The data tracks blood lead level testing results for children from birth to six years old from 2011-2015, aggregated by census tract.
L.A. County shared results for each census tract with at least 100 unique children tested over this period. Most neighbourhoods throughout the county are included.
The results show children tested, and those with one or more elevated tests. The data reflects the census tract where children were living when they were screened.
An elevated result is equal to or greater than the CDC’s reference value of 5 micrograms per decilitre. Any result above 4.5 is rounded up to 5 and considered elevated, in keeping with a standard convention for reporting of lead test results.
The CDC used the same convention when it found that 5 percent of children tested in Flint had elevated lead levels during the peak of the city’s water contamination crisis.
The CDC lowered its elevated threshold most recently in 2012, in part to reflect the medical consensus that even low levels of lead exposure cause permanent harm to children.
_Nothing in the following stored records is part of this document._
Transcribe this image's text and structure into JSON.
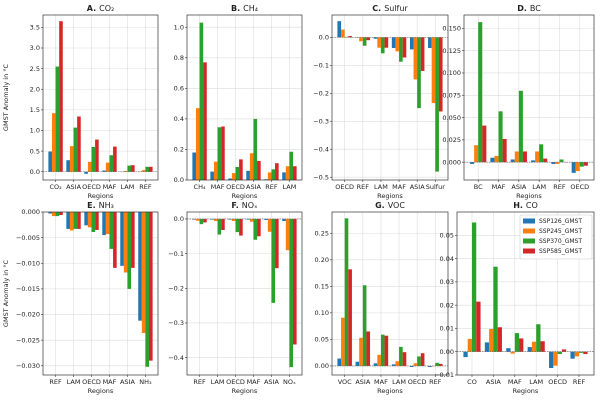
{
  "colors": {
    "SSP126_GMST": "#1f77b4",
    "SSP245_GMST": "#ff7f0e",
    "SSP370_GMST": "#2ca02c",
    "SSP585_GMST": "#d62728"
  },
  "legend": {
    "placement": "top-right of panel H",
    "entries": [
      "SSP126_GMST",
      "SSP245_GMST",
      "SSP370_GMST",
      "SSP585_GMST"
    ]
  },
  "chart_data": [
    {
      "type": "bar",
      "letter": "A.",
      "title": "CO₂",
      "xlabel": "Regions",
      "ylabel": "GMST Anomaly in °C",
      "grid": true,
      "ylim": [
        -0.2,
        3.8
      ],
      "yticks": [
        "0.0",
        "0.5",
        "1.0",
        "1.5",
        "2.0",
        "2.5",
        "3.0",
        "3.5"
      ],
      "categories": [
        "CO₂",
        "ASIA",
        "OECD",
        "MAF",
        "LAM",
        "REF"
      ],
      "series": [
        {
          "name": "SSP126_GMST",
          "values": [
            0.49,
            0.28,
            -0.05,
            0.03,
            0.0,
            0.0
          ]
        },
        {
          "name": "SSP245_GMST",
          "values": [
            1.42,
            0.62,
            0.24,
            0.22,
            0.02,
            0.04
          ]
        },
        {
          "name": "SSP370_GMST",
          "values": [
            2.55,
            1.07,
            0.6,
            0.4,
            0.15,
            0.12
          ]
        },
        {
          "name": "SSP585_GMST",
          "values": [
            3.65,
            1.34,
            0.78,
            0.61,
            0.16,
            0.12
          ]
        }
      ]
    },
    {
      "type": "bar",
      "letter": "B.",
      "title": "CH₄",
      "xlabel": "Regions",
      "ylabel": "",
      "grid": true,
      "ylim": [
        0,
        1.08
      ],
      "yticks": [
        "0.0",
        "0.2",
        "0.4",
        "0.6",
        "0.8",
        "1.0"
      ],
      "categories": [
        "CH₄",
        "MAF",
        "OECD",
        "ASIA",
        "REF",
        "LAM"
      ],
      "series": [
        {
          "name": "SSP126_GMST",
          "values": [
            0.18,
            0.055,
            0.01,
            0.06,
            0.005,
            0.05
          ]
        },
        {
          "name": "SSP245_GMST",
          "values": [
            0.47,
            0.12,
            0.045,
            0.175,
            0.05,
            0.09
          ]
        },
        {
          "name": "SSP370_GMST",
          "values": [
            1.03,
            0.345,
            0.085,
            0.4,
            0.07,
            0.185
          ]
        },
        {
          "name": "SSP585_GMST",
          "values": [
            0.77,
            0.35,
            0.135,
            0.125,
            0.11,
            0.09
          ]
        }
      ]
    },
    {
      "type": "bar",
      "letter": "C.",
      "title": "Sulfur",
      "xlabel": "Regions",
      "ylabel": "",
      "grid": true,
      "ylim": [
        -0.51,
        0.08
      ],
      "yticks": [
        "0.0",
        "−0.1",
        "−0.2",
        "−0.3",
        "−0.4",
        "−0.5"
      ],
      "categories": [
        "OECD",
        "REF",
        "LAM",
        "MAF",
        "ASIA",
        "Sulfur"
      ],
      "series": [
        {
          "name": "SSP126_GMST",
          "values": [
            0.058,
            0.0,
            -0.005,
            -0.038,
            -0.043,
            -0.038
          ]
        },
        {
          "name": "SSP245_GMST",
          "values": [
            0.028,
            -0.014,
            -0.037,
            -0.05,
            -0.15,
            -0.235
          ]
        },
        {
          "name": "SSP370_GMST",
          "values": [
            0.002,
            -0.03,
            -0.057,
            -0.087,
            -0.253,
            -0.48
          ]
        },
        {
          "name": "SSP585_GMST",
          "values": [
            0.005,
            -0.01,
            -0.037,
            -0.072,
            -0.12,
            -0.265
          ]
        }
      ]
    },
    {
      "type": "bar",
      "letter": "D.",
      "title": "BC",
      "xlabel": "Regions",
      "ylabel": "",
      "grid": true,
      "ylim": [
        -0.02,
        0.165
      ],
      "yticks": [
        "0.000",
        "0.025",
        "0.050",
        "0.075",
        "0.100",
        "0.125",
        "0.150"
      ],
      "categories": [
        "BC",
        "MAF",
        "ASIA",
        "LAM",
        "REF",
        "OECD"
      ],
      "series": [
        {
          "name": "SSP126_GMST",
          "values": [
            -0.002,
            0.005,
            0.003,
            0.002,
            -0.002,
            -0.012
          ]
        },
        {
          "name": "SSP245_GMST",
          "values": [
            0.019,
            0.007,
            0.012,
            0.012,
            -0.002,
            -0.01
          ]
        },
        {
          "name": "SSP370_GMST",
          "values": [
            0.157,
            0.057,
            0.08,
            0.02,
            0.003,
            -0.005
          ]
        },
        {
          "name": "SSP585_GMST",
          "values": [
            0.041,
            0.026,
            0.012,
            0.004,
            0.0,
            -0.004
          ]
        }
      ]
    },
    {
      "type": "bar",
      "letter": "E.",
      "title": "NH₃",
      "xlabel": "Regions",
      "ylabel": "GMST Anomaly in °C",
      "grid": true,
      "ylim": [
        -0.0318,
        0
      ],
      "yticks": [
        "0.000",
        "−0.005",
        "−0.010",
        "−0.015",
        "−0.020",
        "−0.025",
        "−0.030"
      ],
      "categories": [
        "REF",
        "LAM",
        "OECD",
        "MAF",
        "ASIA",
        "NH₃"
      ],
      "series": [
        {
          "name": "SSP126_GMST",
          "values": [
            -0.0003,
            -0.0033,
            -0.0026,
            -0.0045,
            -0.0105,
            -0.0212
          ]
        },
        {
          "name": "SSP245_GMST",
          "values": [
            -0.0008,
            -0.0036,
            -0.003,
            -0.0043,
            -0.0118,
            -0.0236
          ]
        },
        {
          "name": "SSP370_GMST",
          "values": [
            -0.0008,
            -0.0033,
            -0.0039,
            -0.0072,
            -0.015,
            -0.0302
          ]
        },
        {
          "name": "SSP585_GMST",
          "values": [
            -0.0006,
            -0.0033,
            -0.0035,
            -0.0109,
            -0.0109,
            -0.029
          ]
        }
      ]
    },
    {
      "type": "bar",
      "letter": "F.",
      "title": "NOₓ",
      "xlabel": "Regions",
      "ylabel": "",
      "grid": true,
      "ylim": [
        -0.45,
        0.02
      ],
      "yticks": [
        "0.0",
        "−0.1",
        "−0.2",
        "−0.3",
        "−0.4"
      ],
      "categories": [
        "REF",
        "LAM",
        "OECD",
        "MAF",
        "ASIA",
        "NOₓ"
      ],
      "series": [
        {
          "name": "SSP126_GMST",
          "values": [
            -0.002,
            -0.002,
            -0.002,
            -0.002,
            -0.003,
            -0.006
          ]
        },
        {
          "name": "SSP245_GMST",
          "values": [
            -0.005,
            -0.006,
            -0.006,
            -0.008,
            -0.037,
            -0.09
          ]
        },
        {
          "name": "SSP370_GMST",
          "values": [
            -0.015,
            -0.045,
            -0.038,
            -0.06,
            -0.242,
            -0.427
          ]
        },
        {
          "name": "SSP585_GMST",
          "values": [
            -0.01,
            -0.032,
            -0.048,
            -0.05,
            -0.142,
            -0.362
          ]
        }
      ]
    },
    {
      "type": "bar",
      "letter": "G.",
      "title": "VOC",
      "xlabel": "Regions",
      "ylabel": "",
      "grid": true,
      "ylim": [
        -0.017,
        0.29
      ],
      "yticks": [
        "0.00",
        "0.05",
        "0.10",
        "0.15",
        "0.20",
        "0.25"
      ],
      "categories": [
        "VOC",
        "ASIA",
        "MAF",
        "LAM",
        "OECD",
        "REF"
      ],
      "series": [
        {
          "name": "SSP126_GMST",
          "values": [
            0.014,
            0.008,
            0.005,
            0.003,
            -0.002,
            -0.002
          ]
        },
        {
          "name": "SSP245_GMST",
          "values": [
            0.091,
            0.053,
            0.021,
            0.009,
            0.005,
            0.0
          ]
        },
        {
          "name": "SSP370_GMST",
          "values": [
            0.278,
            0.152,
            0.059,
            0.036,
            0.018,
            0.006
          ]
        },
        {
          "name": "SSP585_GMST",
          "values": [
            0.182,
            0.065,
            0.057,
            0.026,
            0.024,
            0.004
          ]
        }
      ]
    },
    {
      "type": "bar",
      "letter": "H.",
      "title": "CO",
      "xlabel": "Regions",
      "ylabel": "",
      "grid": true,
      "ylim": [
        -0.01,
        0.06
      ],
      "yticks": [
        "−0.01",
        "0.00",
        "0.01",
        "0.02",
        "0.03",
        "0.04",
        "0.05"
      ],
      "categories": [
        "CO",
        "ASIA",
        "MAF",
        "LAM",
        "OECD",
        "REF"
      ],
      "series": [
        {
          "name": "SSP126_GMST",
          "values": [
            -0.0023,
            0.004,
            0.0015,
            0.002,
            -0.007,
            -0.003
          ]
        },
        {
          "name": "SSP245_GMST",
          "values": [
            0.0055,
            0.0098,
            -0.0008,
            0.0043,
            -0.006,
            -0.002
          ]
        },
        {
          "name": "SSP370_GMST",
          "values": [
            0.0555,
            0.0365,
            0.008,
            0.0118,
            -0.001,
            -0.0005
          ]
        },
        {
          "name": "SSP585_GMST",
          "values": [
            0.0215,
            0.0105,
            0.0057,
            0.0045,
            0.001,
            -0.001
          ]
        }
      ]
    }
  ]
}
The agency is considering lowering it again, a move that could lead to more children testing high and expand efforts to remove lead from the environment.
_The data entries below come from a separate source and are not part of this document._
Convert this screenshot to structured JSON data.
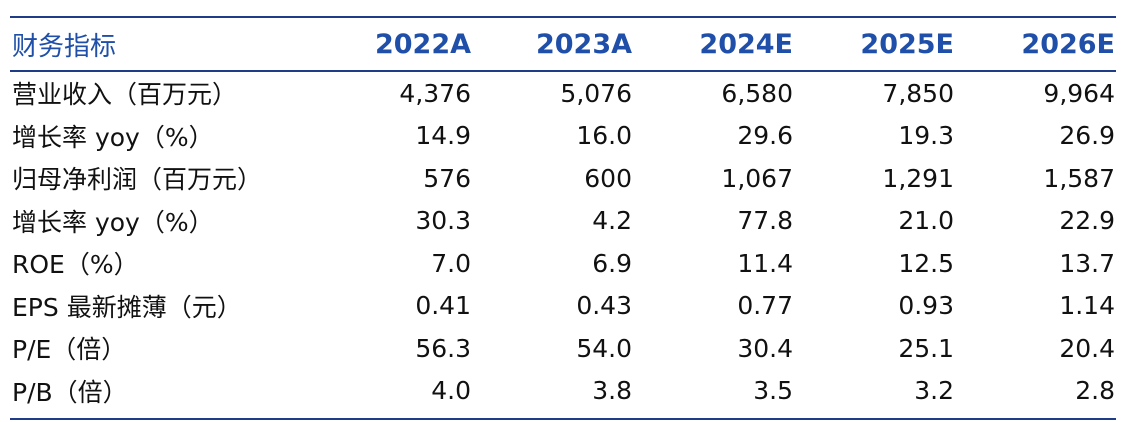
{
  "table": {
    "headers": [
      "财务指标",
      "2022A",
      "2023A",
      "2024E",
      "2025E",
      "2026E"
    ],
    "rows": [
      {
        "label": "营业收入（百万元）",
        "values": [
          "4,376",
          "5,076",
          "6,580",
          "7,850",
          "9,964"
        ]
      },
      {
        "label": "增长率 yoy（%）",
        "values": [
          "14.9",
          "16.0",
          "29.6",
          "19.3",
          "26.9"
        ]
      },
      {
        "label": "归母净利润（百万元）",
        "values": [
          "576",
          "600",
          "1,067",
          "1,291",
          "1,587"
        ]
      },
      {
        "label": "增长率 yoy（%）",
        "values": [
          "30.3",
          "4.2",
          "77.8",
          "21.0",
          "22.9"
        ]
      },
      {
        "label": "ROE（%）",
        "values": [
          "7.0",
          "6.9",
          "11.4",
          "12.5",
          "13.7"
        ]
      },
      {
        "label": "EPS 最新摊薄（元）",
        "values": [
          "0.41",
          "0.43",
          "0.77",
          "0.93",
          "1.14"
        ]
      },
      {
        "label": "P/E（倍）",
        "values": [
          "56.3",
          "54.0",
          "30.4",
          "25.1",
          "20.4"
        ]
      },
      {
        "label": "P/B（倍）",
        "values": [
          "4.0",
          "3.8",
          "3.5",
          "3.2",
          "2.8"
        ]
      }
    ]
  },
  "colors": {
    "header_text": "#1f4fa8",
    "rule": "#1f3c88",
    "body_text": "#111111"
  }
}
The L.A. County results include both capillary (finger-prick) and venous blood tests. Both have margins of error, although venous tests are considered more accurate and “confirmatory.”
The data has limits. Many children don’t get tested, and results from some cities are excluded. Data from Vernon, Long Beach and Pasadena – each with independent health departments – wasn’t available from the county.
California requires testing for children enrolled in Medicaid at ages one and two, and advises physicians to test some other children, including those living in older housing.
A similar “targeted testing” policy is used in most states, including Michigan, although some states require testing for all children. Elevated blood lead levels are likely more common among children who get screened for the toxin, California officials say.
However, Reuters found that even children with risk factors often aren’t tested, including those living in old housing. And Medicaid paid for screening covering only about one in three enrollees for whom tests were indicated in the state, 2015 billing data showed.
California’s Department of Public Health says comparisons with other areas aren’t warranted. Sources of lead exposure, and tracking of blood tests, can differ between areas.
“Testing results need to be considered in the context of the unique population being tested,” the department said in a statement.
The L.A. data builds upon previous Reuters reporting in California. A report last month documented areas, including parts of Fresno, Oakland and Los Angeles, with worrisome childhood exposure rates. That report was based on testing data from about a fourth of zip codes statewide in 2012, shared earlier by the state’s Department of Public Health. Today’s article is based on a far more comprehensive trove of data for L.A. County, recently obtained by Reuters.